I knew she was coming down the home stretch. We talked about knowing it was time to put her down. But we hadn’t.
And so the night before the first day of school, Steve came in around 1:30 AM and said that he was petting her and she didn’t wake up. That she was gone. Friday he took her to be cremated while I started my new job. I was sorry he had to go alone. It still doesn’t seem real that she passed and isn’t coming back.
We’ll miss you Lucy.
The sign in the window says, BEWARE OF DOG! I’ve driven by this place for almost six years as I go back and forth to school everyday. Sometimes there are balloons tied to the signboard outside. It’s on the corner at Brownsville Road- PLANTS & FLOWERS by Lisa .
Today I pulled over to the curb, ignored the meter, got out and went inside. I was headed to Bridgeville to visit a friend. Einstein used to have two white tufts of hair that stuck out, hence his name. The two women were really helpful to me and I asked if I might photograph him and they agreed. I thought about the flower shop as I left and drove in traffic, finding my way to Bridgeville. I’d heard that photographing animals with a black fur coat is difficult and looking at the shots now (available light) I concur. But those eyes were really checking me out! Einstein was friendly and wanted to communicate. Must be used to new customers off the street.
My grandmother worked in a flower shop in Lincoln, Illinois, and when I was small I would visit her there. I remember the spools of ribbon, the sticky green tape, the wire stands and styrofoam base, that green squishy foam and of course the smell of the place but the thing that sticks with me the most was her can of spinach and a hard boiled egg she kept in the cooler for lunch.
The winter of pet loss. Tommie and Fred were of the same litter, brother and sister. They both suffered from hyperthyroid condition and despite medication couldn’t quite make it to what would have been their 18th birthdays on March 7th. Tommie would rub up against you and your hand and pet herself if you stopped petting her. She was feisty and funny. We will miss her.
Born March 6, 1993. Passed December 22, 2010. He will be sorely missed. Found a site to help cope with pet loss
Monday night Steve and I went to dinner at the Elbow Room (Pittsburgh) to celebrate his birthday. I asked him which of his birthdays was his happiest birthday ever. “Last year!” he said. We were out at Mark and Erika’s and the kids helped blow out the candles, eyeballs for the ophthalmologist. Laura had made the cake with the kids’ help decorating it. James made him a shirt with his favorite cat Fred sniffing the flowers. Mark gave him a book about Where They are Buried and Erika found some really nice summer shirts for him. It was a fun party. His best ever! The children really make life fun! Happy Birthday(2009) Steve.

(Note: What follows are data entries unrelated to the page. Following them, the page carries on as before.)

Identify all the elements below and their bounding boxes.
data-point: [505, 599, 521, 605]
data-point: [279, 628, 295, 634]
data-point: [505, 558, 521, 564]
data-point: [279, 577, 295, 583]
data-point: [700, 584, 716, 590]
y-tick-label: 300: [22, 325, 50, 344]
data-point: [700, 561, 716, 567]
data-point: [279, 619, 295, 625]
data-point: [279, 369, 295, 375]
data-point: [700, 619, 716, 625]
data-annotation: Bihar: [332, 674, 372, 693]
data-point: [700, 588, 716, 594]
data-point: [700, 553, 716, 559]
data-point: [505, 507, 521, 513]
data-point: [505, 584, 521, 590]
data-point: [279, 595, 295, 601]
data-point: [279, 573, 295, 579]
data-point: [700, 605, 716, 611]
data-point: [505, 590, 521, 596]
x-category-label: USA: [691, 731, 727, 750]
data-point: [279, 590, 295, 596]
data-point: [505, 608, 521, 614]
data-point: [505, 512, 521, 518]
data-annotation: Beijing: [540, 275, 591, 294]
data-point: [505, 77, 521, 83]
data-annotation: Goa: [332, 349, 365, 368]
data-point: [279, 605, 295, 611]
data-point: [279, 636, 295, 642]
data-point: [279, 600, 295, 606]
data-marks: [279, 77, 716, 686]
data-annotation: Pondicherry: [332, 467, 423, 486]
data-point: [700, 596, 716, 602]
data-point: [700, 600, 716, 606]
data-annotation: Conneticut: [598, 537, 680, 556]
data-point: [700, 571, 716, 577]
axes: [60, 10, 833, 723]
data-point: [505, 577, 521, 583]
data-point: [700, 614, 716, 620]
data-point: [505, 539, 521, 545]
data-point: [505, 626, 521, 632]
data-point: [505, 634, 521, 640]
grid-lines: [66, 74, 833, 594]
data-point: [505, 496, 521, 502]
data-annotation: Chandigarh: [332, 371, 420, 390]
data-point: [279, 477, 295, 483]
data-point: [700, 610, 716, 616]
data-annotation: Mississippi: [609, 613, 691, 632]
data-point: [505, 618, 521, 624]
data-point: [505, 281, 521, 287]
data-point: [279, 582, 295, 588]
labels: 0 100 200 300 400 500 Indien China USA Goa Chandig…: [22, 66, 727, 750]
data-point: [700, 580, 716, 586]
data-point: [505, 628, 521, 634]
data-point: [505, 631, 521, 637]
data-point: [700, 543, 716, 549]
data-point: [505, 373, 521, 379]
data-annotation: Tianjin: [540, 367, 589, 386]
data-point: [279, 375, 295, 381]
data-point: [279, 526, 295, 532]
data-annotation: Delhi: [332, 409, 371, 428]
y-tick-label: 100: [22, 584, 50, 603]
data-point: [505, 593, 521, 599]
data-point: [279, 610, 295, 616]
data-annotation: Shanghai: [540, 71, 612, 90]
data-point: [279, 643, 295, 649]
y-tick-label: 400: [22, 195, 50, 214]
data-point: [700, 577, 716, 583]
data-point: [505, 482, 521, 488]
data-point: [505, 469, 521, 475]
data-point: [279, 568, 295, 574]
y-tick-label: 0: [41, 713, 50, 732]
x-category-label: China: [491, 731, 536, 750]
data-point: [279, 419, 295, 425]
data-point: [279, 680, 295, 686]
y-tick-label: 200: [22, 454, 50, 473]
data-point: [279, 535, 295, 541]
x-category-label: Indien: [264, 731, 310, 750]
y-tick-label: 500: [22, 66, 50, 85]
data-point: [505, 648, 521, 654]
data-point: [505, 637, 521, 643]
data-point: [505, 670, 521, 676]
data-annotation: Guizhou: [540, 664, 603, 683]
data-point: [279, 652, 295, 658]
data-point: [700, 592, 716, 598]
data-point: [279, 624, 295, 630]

Yesterday’s flowering pears prompted me to go out in the backyard this evening, see how the Redbud tree is coming along. Maybe continue with a theme. Lots of tiny buds but not quite open. Ginny planted the tree in memory of my parents a couple of years ago. The tree made it through all the snow and is flourishing. And I look over in the raggedy herb garden and see the feral cat from next door, chewing on some catnip, a perennial that returned without tending. Took a shot but too far away to be interesting. Edged over to the backporch steps and caught the green eyes looking right at me, catnip in front. Some of you may remember a post of the cat from the snowstorm(2-16-10).
Braving the snowstorm to look for food. This is one we caught, had fixed and returned to wild.